Foi do SPI-B que vazou um documento que deixou bem clara o tipo de influência feita sobre o governo. O documento, com data de 22 de março de 2020, cujo título é “Opções para aumentar a aderência às medidas de distanciamento social”, diz que “O nível percebido de ameaça pessoal precisa ser aumentado entre aqueles que estão complacentes, com o uso de mensagens emocionais impactantes”. Um dia depois, o primeiro-ministro fez um pronunciamento alarmante à população, no qual Laura e outros acreditam que foi acoplada a uma linguagem corporal que denunciava falta de sinceridade. Na ocasião, ele anunciou um lockdown de três semanas.

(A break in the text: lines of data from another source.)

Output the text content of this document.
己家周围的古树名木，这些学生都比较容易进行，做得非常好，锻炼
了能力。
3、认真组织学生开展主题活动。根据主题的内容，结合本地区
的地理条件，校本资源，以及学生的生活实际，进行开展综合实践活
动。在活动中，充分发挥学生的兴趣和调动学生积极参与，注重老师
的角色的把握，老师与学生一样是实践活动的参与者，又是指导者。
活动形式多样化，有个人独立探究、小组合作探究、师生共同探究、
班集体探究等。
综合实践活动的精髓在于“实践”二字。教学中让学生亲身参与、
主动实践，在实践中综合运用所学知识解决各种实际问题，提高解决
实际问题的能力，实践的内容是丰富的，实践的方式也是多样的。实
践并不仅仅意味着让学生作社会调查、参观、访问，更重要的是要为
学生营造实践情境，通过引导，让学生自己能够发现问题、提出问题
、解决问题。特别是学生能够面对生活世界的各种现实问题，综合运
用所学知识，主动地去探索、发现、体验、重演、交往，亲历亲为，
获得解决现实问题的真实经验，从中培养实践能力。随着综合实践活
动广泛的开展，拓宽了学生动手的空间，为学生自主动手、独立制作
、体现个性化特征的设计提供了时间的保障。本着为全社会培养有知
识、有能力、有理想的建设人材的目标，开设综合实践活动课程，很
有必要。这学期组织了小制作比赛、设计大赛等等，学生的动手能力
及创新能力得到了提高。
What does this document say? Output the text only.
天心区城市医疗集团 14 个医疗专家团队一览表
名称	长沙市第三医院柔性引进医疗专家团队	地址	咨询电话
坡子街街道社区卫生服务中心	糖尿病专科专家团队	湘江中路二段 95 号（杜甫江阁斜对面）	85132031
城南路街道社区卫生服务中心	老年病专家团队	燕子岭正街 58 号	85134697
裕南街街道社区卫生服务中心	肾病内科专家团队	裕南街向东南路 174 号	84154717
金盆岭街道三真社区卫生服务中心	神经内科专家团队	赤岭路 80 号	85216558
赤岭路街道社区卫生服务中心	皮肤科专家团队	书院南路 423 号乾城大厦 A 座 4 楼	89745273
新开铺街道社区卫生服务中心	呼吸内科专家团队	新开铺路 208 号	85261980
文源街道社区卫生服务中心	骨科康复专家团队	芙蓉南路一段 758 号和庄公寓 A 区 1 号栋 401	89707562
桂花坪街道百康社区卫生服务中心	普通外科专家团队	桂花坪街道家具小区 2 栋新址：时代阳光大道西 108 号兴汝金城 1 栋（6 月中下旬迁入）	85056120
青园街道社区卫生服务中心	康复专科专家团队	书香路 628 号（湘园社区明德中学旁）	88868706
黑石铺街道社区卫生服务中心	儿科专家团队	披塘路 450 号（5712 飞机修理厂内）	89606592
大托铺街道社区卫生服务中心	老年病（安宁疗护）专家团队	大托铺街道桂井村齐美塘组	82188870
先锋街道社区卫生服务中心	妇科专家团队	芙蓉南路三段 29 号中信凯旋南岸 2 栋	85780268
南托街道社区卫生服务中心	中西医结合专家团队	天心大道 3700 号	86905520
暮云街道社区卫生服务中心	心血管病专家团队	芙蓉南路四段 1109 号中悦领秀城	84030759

Os planos do governo de incentivar o medo encontraram pouca resistência na imprensa. O motivo disso não é apenas o de que “notícia é quando o homem morde o cachorro”, um adágio que sugere corretamente a inclinação do jornalismo ao inusitado e ao negativo. Houve uma queda de quase 50% nos investimentos trimestrais em publicidade no país, logo após a declaração soturna do primeiro-ministro. Com isso, o próprio governo aumentou sua participação como comprador de anúncios, o que incentiva a imprensa a não criticá-lo.

Assim como o consentimento informado é um pré-requisito ético para muitos tratamentos médicos, deveria ser também para políticas públicas numa democracia. Esse tipo de política de manipulação psicológica vai na contramão disso. Em vez de presumir que os cidadãos são racionais e persuasíveis por bons argumentos, presume que são irracionais e que devem ser empurrados para uma direção ou outra, supostamente para seu próprio bem, como rebanho.